Que peut-on mettre en oeuvre pour y parvenir ?

Ce chemin d’évolution est difficile, exigeant. Dans une société qui nous exhorte à la performance et au bien-être permanent, on a tendance à oublier que la souffrance est inhérente à la vie. La maladie, le deuil, les épreuves sont aussi des opportunités qui nous sont offertes pour évoluer. On a continuellement à apprendre de nos erreurs et de nos difficultés.

« Conquérir sa liberté »


Comme vous le soulignez justement, cette « navigation intérieure » peut être sujette à la houle et même aux tempêtes. Ce voyage – vous l’évoquez longuement dans votre essai – s’accompagne de sentiment de culpabilité et parfois même de trahison vis-à-vis des autres.

Trahir, c’est traverser ! Quand on chemine, on évolue, on change, on s’affranchit de ses croyances, de sa famille et on peut effet ressentir ce sentiment de trahison. C’est difficile comme gravir le sommet montagne. Cela demande du courage et de la détermination. Un passage nécessaire si l’on veut cheminer vers soi et conquérir sa liberté.
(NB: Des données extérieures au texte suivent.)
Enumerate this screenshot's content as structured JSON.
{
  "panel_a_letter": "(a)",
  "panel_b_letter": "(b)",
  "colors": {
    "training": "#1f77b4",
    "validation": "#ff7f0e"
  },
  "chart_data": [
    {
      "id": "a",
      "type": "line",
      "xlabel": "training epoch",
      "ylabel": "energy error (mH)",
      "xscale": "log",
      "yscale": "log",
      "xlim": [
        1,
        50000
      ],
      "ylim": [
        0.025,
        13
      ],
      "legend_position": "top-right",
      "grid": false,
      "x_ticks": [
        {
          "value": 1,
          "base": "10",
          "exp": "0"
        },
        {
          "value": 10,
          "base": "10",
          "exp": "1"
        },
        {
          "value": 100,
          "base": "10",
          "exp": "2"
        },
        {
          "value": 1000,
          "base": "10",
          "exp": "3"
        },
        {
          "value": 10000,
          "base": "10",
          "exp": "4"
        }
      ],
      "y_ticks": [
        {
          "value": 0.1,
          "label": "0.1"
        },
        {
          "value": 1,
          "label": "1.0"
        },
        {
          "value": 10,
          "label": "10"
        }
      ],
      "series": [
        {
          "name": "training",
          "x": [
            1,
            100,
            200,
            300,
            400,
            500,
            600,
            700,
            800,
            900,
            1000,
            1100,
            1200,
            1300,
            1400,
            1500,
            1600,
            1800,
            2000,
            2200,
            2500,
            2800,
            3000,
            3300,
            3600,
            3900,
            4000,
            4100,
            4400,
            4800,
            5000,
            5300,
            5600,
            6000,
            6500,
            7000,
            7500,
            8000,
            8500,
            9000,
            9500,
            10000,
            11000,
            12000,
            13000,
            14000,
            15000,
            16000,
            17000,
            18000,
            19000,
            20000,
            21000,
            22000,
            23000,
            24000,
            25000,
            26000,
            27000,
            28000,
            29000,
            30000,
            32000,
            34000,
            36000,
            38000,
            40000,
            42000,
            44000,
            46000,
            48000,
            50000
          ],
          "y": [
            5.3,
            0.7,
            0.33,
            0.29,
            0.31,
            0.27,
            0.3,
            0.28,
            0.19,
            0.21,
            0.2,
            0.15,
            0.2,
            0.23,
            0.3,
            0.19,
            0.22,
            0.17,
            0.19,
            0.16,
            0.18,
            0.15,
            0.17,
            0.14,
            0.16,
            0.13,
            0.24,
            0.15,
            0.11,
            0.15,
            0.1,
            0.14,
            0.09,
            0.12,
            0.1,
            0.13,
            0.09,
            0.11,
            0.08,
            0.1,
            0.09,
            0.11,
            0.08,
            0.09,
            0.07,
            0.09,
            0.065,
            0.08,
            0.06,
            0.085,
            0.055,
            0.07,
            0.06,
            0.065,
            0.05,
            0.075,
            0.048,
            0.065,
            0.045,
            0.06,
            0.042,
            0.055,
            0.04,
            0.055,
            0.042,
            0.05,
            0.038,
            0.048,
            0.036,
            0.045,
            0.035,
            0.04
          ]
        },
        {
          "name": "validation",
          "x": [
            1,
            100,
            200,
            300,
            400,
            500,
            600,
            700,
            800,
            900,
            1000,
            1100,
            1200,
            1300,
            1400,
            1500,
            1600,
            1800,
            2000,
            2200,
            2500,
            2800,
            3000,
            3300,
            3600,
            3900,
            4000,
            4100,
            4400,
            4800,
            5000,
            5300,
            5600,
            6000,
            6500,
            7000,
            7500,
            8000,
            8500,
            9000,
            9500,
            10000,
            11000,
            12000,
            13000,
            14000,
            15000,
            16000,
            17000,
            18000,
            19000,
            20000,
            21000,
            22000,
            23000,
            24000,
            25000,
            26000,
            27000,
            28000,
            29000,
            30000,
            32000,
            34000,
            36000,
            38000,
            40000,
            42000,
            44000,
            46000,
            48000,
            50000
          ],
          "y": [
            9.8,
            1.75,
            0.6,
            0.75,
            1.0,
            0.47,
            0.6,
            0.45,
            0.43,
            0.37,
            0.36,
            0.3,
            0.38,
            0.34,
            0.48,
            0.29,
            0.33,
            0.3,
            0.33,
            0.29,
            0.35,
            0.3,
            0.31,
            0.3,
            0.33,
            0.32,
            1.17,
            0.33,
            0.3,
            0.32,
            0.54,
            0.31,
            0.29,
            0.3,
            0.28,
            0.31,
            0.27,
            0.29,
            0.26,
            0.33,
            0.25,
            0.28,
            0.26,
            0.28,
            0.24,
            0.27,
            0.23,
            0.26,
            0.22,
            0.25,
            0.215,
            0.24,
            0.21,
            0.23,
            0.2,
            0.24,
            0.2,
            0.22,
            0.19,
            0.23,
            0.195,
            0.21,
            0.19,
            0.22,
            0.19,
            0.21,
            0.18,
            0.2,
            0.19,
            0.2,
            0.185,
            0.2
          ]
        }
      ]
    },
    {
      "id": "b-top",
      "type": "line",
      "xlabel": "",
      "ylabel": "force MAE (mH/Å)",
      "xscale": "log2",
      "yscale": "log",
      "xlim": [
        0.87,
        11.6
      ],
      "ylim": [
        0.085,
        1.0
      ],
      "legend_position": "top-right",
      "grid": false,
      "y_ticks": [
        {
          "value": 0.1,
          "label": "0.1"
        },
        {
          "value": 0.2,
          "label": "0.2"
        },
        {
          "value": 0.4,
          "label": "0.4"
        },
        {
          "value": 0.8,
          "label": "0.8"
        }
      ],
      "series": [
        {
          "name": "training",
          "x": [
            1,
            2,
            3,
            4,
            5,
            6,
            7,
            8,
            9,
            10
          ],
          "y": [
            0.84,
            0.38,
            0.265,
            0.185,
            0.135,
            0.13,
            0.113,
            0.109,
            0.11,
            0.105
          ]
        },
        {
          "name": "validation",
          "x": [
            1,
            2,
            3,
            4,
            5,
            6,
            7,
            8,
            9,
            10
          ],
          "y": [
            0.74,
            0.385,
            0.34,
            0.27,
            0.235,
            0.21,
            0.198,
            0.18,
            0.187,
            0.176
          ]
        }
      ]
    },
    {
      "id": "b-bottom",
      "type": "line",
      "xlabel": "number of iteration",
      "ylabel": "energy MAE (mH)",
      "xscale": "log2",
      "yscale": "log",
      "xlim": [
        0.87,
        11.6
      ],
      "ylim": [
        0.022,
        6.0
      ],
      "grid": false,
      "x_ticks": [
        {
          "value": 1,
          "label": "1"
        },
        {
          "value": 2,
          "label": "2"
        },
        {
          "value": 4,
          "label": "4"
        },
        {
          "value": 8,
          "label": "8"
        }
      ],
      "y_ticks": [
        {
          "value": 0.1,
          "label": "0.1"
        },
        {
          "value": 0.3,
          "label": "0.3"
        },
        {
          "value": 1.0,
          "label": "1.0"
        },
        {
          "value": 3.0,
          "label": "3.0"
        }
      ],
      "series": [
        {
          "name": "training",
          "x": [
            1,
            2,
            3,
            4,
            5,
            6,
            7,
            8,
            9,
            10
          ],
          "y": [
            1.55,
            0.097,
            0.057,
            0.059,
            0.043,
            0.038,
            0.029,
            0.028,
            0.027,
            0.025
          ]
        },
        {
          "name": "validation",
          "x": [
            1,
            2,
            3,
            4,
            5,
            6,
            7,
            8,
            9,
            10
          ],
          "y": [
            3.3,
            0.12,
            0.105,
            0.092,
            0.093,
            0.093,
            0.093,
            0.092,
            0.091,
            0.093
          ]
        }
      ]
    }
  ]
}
Devenir soi, plus encore, prendre du plaisir à être soi est souvent interprété comme une forme de narcissisme et d’égoïsme. Qu’en pensez-vous ?

Il y a un malentendu, cela n’a rien à voir avec de l’égoïsme, ni aucune forme d’égotisme. Il faut avoir le souci de soi au sens où l’entendait le philosophe Michel Foucault : s’autoriser à « devenir libre de soi ». On ne peut comprendre autrui si on ne se considère pas soi-même. Les deux sont intimement liés.

C’est le fameux « et » que vous citez souvent sur l’antenne d’Europe 1 lors de vos échanges avec les auditeurs ?

J’affectionne en effet particulièrement cette petite conjonction de coordination qui permet de relier ce qui de prime abord on voudrait opposer !

Votre livre est disponible en poche depuis quelques mois. Quels retours avez-vous eu de vos lecteurs ?

J’ai reçu beaucoup de témoignages de lecteurs, et notamment d’auditeurs de la Libre Antenne qui me disent que ce livre les a aidés. J’ai le sentiment qu’il remplit les mêmes fonctions que Lettres à un jeune poète de Rainer Maria Rilke que j’ai relu plusieurs fois. C’est un compagnon de route qui nous accompagne sur notre chemin intérieur.

Montaigne a été mon premier coach !


Sur l’antenne d’Europe 1, vous semblez chérir les livres et citez abondamment les auteurs. Quel rapport entretenez-vous avec la littérature ?

Les livres m’ont toujours accompagnée. Ils m’emmènent là je ne serai jamais allée. Parallèlement au travail d’analyse, des auteurs comme Montaigne ont été mes premiers coachs et m’ont inculqué le courage et la discipline.